What’s Pride Got to Do With It!
My pride’s taking a hit this week. It’s hard to admit when you really can’t handle something. When you know that you won’t be able to stop yourself from doing things that are actions you best interest. Today’s example is a financial problem. Something people don’t talk about when it comes to binge eating is how frickin’ expensive a habit is. I can go through $400 on Fast Food and superfluous Grocery store visits a month. I’m actually not going to get into how much frickin’ food that is, but that’s $400 I don’t have. I have plans I want to get out of my parents’ house, I want to go back to school and neither of those plans involves me spending all the money I should be saving on food. So, Friday I did the only thing I know to stop spending.

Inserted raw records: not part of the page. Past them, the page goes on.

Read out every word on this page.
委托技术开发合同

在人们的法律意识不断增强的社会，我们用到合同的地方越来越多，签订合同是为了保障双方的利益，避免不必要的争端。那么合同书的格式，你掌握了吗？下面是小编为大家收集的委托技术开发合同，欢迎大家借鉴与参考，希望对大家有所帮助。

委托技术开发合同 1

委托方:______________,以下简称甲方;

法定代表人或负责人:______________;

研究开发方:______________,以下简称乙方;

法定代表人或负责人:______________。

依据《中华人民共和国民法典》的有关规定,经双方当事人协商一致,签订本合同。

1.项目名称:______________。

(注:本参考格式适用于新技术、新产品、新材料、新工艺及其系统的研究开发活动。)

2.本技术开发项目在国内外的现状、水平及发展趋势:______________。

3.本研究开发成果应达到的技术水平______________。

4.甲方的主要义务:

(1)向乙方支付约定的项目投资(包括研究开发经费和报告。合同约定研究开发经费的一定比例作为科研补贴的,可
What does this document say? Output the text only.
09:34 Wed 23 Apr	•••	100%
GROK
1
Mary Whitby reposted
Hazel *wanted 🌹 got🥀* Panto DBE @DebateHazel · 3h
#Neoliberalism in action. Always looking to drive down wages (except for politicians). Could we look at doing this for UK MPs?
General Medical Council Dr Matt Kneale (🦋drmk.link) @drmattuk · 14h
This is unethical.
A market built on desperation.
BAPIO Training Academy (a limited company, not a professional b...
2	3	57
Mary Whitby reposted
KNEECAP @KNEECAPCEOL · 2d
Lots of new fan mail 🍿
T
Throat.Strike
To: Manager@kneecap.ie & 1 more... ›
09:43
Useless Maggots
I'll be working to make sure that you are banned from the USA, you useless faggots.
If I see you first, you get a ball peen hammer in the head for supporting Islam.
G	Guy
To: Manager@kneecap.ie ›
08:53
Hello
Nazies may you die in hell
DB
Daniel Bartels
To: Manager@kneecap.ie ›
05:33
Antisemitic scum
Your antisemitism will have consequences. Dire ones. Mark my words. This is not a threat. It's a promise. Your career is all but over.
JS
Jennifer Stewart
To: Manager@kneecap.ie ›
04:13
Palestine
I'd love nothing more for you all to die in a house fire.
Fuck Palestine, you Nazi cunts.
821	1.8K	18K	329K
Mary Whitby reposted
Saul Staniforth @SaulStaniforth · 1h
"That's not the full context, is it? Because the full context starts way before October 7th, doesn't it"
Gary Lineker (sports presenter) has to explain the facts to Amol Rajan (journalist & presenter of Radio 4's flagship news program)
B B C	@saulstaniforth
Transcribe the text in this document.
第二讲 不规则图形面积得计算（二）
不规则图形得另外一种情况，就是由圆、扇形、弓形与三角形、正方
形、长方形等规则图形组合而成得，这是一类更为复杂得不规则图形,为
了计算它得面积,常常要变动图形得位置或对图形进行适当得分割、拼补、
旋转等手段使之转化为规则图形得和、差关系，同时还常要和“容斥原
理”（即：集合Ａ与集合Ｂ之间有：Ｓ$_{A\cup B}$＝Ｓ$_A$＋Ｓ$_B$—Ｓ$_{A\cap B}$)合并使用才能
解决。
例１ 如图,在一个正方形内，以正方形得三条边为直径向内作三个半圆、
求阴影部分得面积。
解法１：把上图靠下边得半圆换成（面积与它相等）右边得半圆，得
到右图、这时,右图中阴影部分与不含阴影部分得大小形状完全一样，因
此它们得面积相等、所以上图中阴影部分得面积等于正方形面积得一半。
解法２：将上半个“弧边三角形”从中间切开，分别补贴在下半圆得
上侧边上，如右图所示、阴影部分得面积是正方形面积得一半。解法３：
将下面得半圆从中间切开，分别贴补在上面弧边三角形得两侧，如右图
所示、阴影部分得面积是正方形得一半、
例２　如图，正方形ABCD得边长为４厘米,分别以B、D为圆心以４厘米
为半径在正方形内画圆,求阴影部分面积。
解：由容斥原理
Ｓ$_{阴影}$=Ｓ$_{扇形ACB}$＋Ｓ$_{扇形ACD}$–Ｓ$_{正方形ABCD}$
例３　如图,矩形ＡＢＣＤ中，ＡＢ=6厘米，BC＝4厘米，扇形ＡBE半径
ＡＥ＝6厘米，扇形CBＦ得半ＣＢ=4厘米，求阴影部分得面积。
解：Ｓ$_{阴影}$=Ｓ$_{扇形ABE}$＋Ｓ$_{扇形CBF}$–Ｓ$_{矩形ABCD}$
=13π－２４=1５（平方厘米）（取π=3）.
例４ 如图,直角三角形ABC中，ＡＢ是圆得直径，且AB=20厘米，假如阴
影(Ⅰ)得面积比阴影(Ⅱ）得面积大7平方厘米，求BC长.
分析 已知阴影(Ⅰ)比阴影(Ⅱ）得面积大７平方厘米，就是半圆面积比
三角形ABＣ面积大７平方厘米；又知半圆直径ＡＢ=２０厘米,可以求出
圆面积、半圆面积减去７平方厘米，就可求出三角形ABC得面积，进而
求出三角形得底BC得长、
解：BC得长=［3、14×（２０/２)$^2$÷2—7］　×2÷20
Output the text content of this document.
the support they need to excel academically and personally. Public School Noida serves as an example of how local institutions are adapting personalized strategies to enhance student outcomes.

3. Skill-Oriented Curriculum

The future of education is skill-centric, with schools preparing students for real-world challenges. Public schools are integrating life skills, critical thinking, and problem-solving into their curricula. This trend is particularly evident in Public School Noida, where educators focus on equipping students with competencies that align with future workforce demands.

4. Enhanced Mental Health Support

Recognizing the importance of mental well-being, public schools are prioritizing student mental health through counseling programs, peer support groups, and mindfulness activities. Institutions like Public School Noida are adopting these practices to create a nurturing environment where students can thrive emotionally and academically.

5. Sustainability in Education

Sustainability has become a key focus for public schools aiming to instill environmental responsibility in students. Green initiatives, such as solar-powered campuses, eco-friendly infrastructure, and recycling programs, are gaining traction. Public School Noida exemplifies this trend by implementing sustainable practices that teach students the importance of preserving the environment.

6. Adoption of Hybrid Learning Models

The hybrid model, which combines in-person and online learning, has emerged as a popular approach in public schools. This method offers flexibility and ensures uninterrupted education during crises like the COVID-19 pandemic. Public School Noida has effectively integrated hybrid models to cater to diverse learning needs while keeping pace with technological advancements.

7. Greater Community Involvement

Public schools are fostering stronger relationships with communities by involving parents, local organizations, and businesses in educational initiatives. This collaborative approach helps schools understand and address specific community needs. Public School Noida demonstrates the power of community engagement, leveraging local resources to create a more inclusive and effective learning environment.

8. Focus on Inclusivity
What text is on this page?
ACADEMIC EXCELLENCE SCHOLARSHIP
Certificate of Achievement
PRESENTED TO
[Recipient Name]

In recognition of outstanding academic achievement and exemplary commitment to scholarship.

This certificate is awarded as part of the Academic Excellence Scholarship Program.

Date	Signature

About a year ago I set up an extra checking account with my Mom. It has certain limitations attached to it such as I can’t withdraw from the account. In fact despite the fact that it’s my money I only appear as a secondary on the account. We originally established a system that I just restarted with my paycheck on Friday. I get my check and then take care of any immediate expenses I have. The rest of my check gets transferred into this joint account. I also handed the one credit card I have over to my mother, so that I don’t start racking up food expenses on it because my checking account is empty. It’s nerve wracking, because I have no money. Already I can tell that I’m eating less and the financials are great. The only money I’ve spent on food since Friday was one 20 ounce Coke.
This is such a crutch. Right now I could not sustain this outside of this system and that’s frustrating. My food issues seem to be taking forever to work through. I just don’t want to sabotage my future plans while I’m working those issues. Everything I want requires some basic savings. My school and moving plans require more than that. My point is that this doesn’t fix my food problem, and I know that, but it’s the best thing I’ve got right and I’m going with it. I’m hoping I’ll be able to work through the dissociation and then come out integrated and able to handle food in a reasonably healthy fashion.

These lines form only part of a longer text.